The acquisitions planned include 45 route miles between Worcester and Boston, roughly bisecting the state on an east-west axis, 37 miles between Taunton, Fall River, and New Bedford, in the the state's southeastern portion, and eight miles north of Boston.
Massachusetts would pay CSX $100 million for the lines, and assume operating and maintenance costs.
For its part, CSX plans to invest $129 million to improve intermodal capacity in the Bay State, involving clearance work and track rehabilitation. Projects include yard construction in Worcester, Westboro, and West Springfield, while Massachusetts and CSX would both contribute to bridge work at 31 locations running from the border with New York State, in the west, to Worcester, allowing double-stack train operations.

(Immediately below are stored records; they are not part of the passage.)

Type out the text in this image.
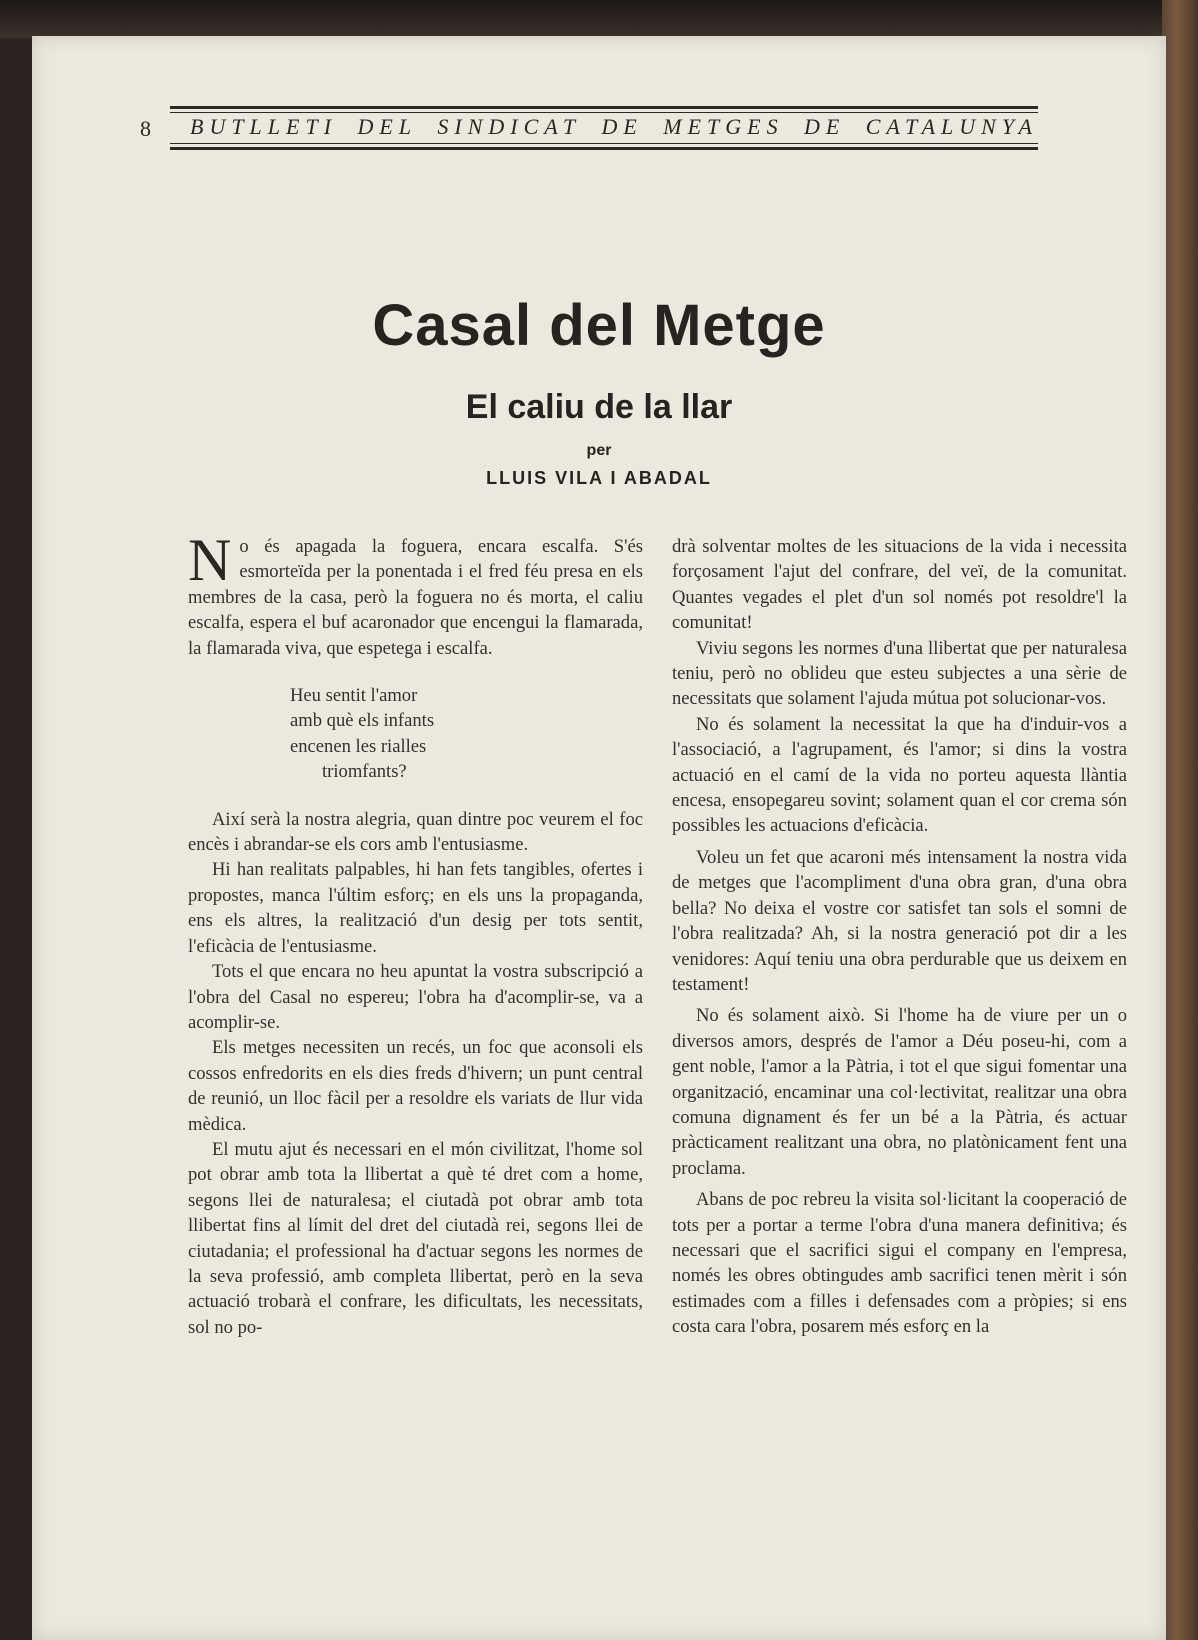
8 BUTLLETI DEL SINDICAT DE METGES DE CATALUNYA
Casal del Metge
El caliu de la llar
per
LLUIS VILA I ABADAL

No és apagada la foguera, encara escalfa. S'és esmorteïda per la ponentada i el fred féu presa en els membres de la casa, però la foguera no és morta, el caliu escalfa, espera el buf acaronador que encengui la flamarada, la flamarada viva, que espetega i escalfa.

Heu sentit l'amor
amb què els infants
encenen les rialles
triomfants?

Així serà la nostra alegria, quan dintre poc veurem el foc encès i abrandar-se els cors amb l'entusiasme.

Hi han realitats palpables, hi han fets tangibles, ofertes i propostes, manca l'últim esforç; en els uns la propaganda, ens els altres, la realització d'un desig per tots sentit, l'eficàcia de l'entusiasme.

Tots el que encara no heu apuntat la vostra subscripció a l'obra del Casal no espereu; l'obra ha d'acomplir-se, va a acomplir-se.

Els metges necessiten un recés, un foc que aconsoli els cossos enfredorits en els dies freds d'hivern; un punt central de reunió, un lloc fàcil per a resoldre els variats de llur vida mèdica.

El mutu ajut és necessari en el món civilitzat, l'home sol pot obrar amb tota la llibertat a què té dret com a home, segons llei de naturalesa; el ciutadà pot obrar amb tota llibertat fins al límit del dret del ciutadà rei, segons llei de ciutadania; el professional ha d'actuar segons les normes de la seva professió, amb completa llibertat, però en la seva actuació trobarà el confrare, les dificultats, les necessitats, sol no po-

drà solventar moltes de les situacions de la vida i necessita forçosament l'ajut del confrare, del veï, de la comunitat. Quantes vegades el plet d'un sol només pot resoldre'l la comunitat!

Viviu segons les normes d'una llibertat que per naturalesa teniu, però no oblideu que esteu subjectes a una sèrie de necessitats que solament l'ajuda mútua pot solucionar-vos.

No és solament la necessitat la que ha d'induir-vos a l'associació, a l'agrupament, és l'amor; si dins la vostra actuació en el camí de la vida no porteu aquesta llàntia encesa, ensopegareu sovint; solament quan el cor crema són possibles les actuacions d'eficàcia.

Voleu un fet que acaroni més intensament la nostra vida de metges que l'acompliment d'una obra gran, d'una obra bella? No deixa el vostre cor satisfet tan sols el somni de l'obra realitzada? Ah, si la nostra generació pot dir a les venidores: Aquí teniu una obra perdurable que us deixem en testament!

No és solament això. Si l'home ha de viure per un o diversos amors, després de l'amor a Déu poseu-hi, com a gent noble, l'amor a la Pàtria, i tot el que sigui fomentar una organització, encaminar una col·lectivitat, realitzar una obra comuna dignament és fer un bé a la Pàtria, és actuar pràcticament realitzant una obra, no platònicament fent una proclama.

Abans de poc rebreu la visita sol·licitant la cooperació de tots per a portar a terme l'obra d'una manera definitiva; és necessari que el sacrifici sigui el company en l'empresa, només les obres obtingudes amb sacrifici tenen mèrit i són estimades com a filles i defensades com a pròpies; si ens costa cara l'obra, posarem més esforç en la
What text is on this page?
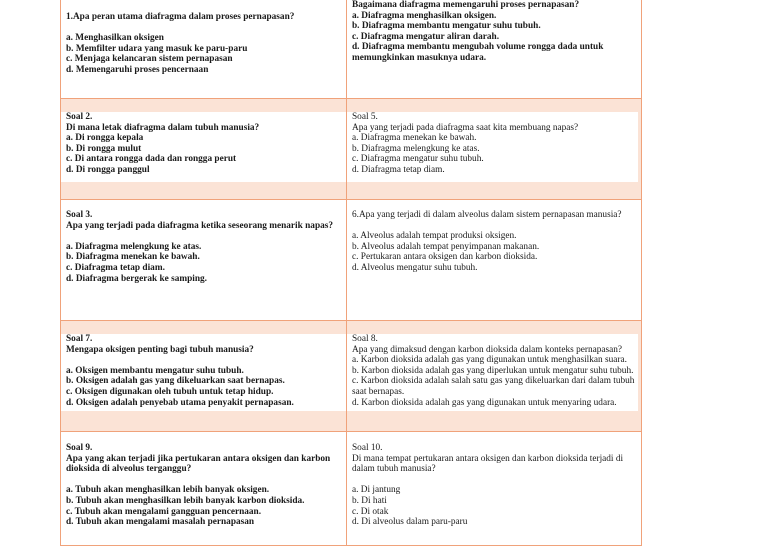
1.Apa peran utama diafragma dalam proses pernapasan?

a. Menghasilkan oksigen

b. Memfilter udara yang masuk ke paru-paru

c. Menjaga kelancaran sistem pernapasan

d. Memengaruhi proses pencernaan

Bagaimana diafragma memengaruhi proses pernapasan?

a. Diafragma menghasilkan oksigen.

b. Diafragma membantu mengatur suhu tubuh.

c. Diafragma mengatur aliran darah.

d. Diafragma membantu mengubah volume rongga dada untuk memungkinkan masuknya udara.

Soal 2.

Di mana letak diafragma dalam tubuh manusia?

a. Di rongga kepala

b. Di rongga mulut

c. Di antara rongga dada dan rongga perut

d. Di rongga panggul

Soal 5.

Apa yang terjadi pada diafragma saat kita membuang napas?

a. Diafragma menekan ke bawah.

b. Diafragma melengkung ke atas.

c. Diafragma mengatur suhu tubuh.

d. Diafragma tetap diam.

Soal 3.

Apa yang terjadi pada diafragma ketika seseorang menarik napas?

a. Diafragma melengkung ke atas.

b. Diafragma menekan ke bawah.

c. Diafragma tetap diam.

d. Diafragma bergerak ke samping.

6.Apa yang terjadi di dalam alveolus dalam sistem pernapasan manusia?

a. Alveolus adalah tempat produksi oksigen.

b. Alveolus adalah tempat penyimpanan makanan.

c. Pertukaran antara oksigen dan karbon dioksida.

d. Alveolus mengatur suhu tubuh.

Soal 7.

Mengapa oksigen penting bagi tubuh manusia?

a. Oksigen membantu mengatur suhu tubuh.

b. Oksigen adalah gas yang dikeluarkan saat bernapas.

c. Oksigen digunakan oleh tubuh untuk tetap hidup.

d. Oksigen adalah penyebab utama penyakit pernapasan.

Soal 8.

Apa yang dimaksud dengan karbon dioksida dalam konteks pernapasan?

a. Karbon dioksida adalah gas yang digunakan untuk menghasilkan suara.

b. Karbon dioksida adalah gas yang diperlukan untuk mengatur suhu tubuh.

c. Karbon dioksida adalah salah satu gas yang dikeluarkan dari dalam tubuh saat bernapas.

d. Karbon dioksida adalah gas yang digunakan untuk menyaring udara.

Soal 9.

Apa yang akan terjadi jika pertukaran antara oksigen dan karbon dioksida di alveolus terganggu?

a. Tubuh akan menghasilkan lebih banyak oksigen.

b. Tubuh akan menghasilkan lebih banyak karbon dioksida.

c. Tubuh akan mengalami gangguan pencernaan.

d. Tubuh akan mengalami masalah pernapasan

Soal 10.

Di mana tempat pertukaran antara oksigen dan karbon dioksida terjadi di dalam tubuh manusia?

a. Di jantung

b. Di hati

c. Di otak

d. Di alveolus dalam paru-paru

CSX also plans relocate a major yard from Boston to Worcester, which will open the former yard area for 80 acres of new development along the Charles River in Boston.
Massachusetts Secretary of Transportation Richard A. Davey said state control of the purchased lines would help reduce delays caused by CSX freight trains, and also promote "clear lines of accountability as to how we provide better service."
Observers note Amtrak's Inland Route service, linking Boston with New Haven, Conn., via Worcester and Springfield, Mass., also might benefit from the purchase of the Worcester-Boston route.
Amtrak recently signed a 99-year lease with CSX to assume control this November of the Empire Corridor between Poughkeepsie, N.Y., and New York State's capital region.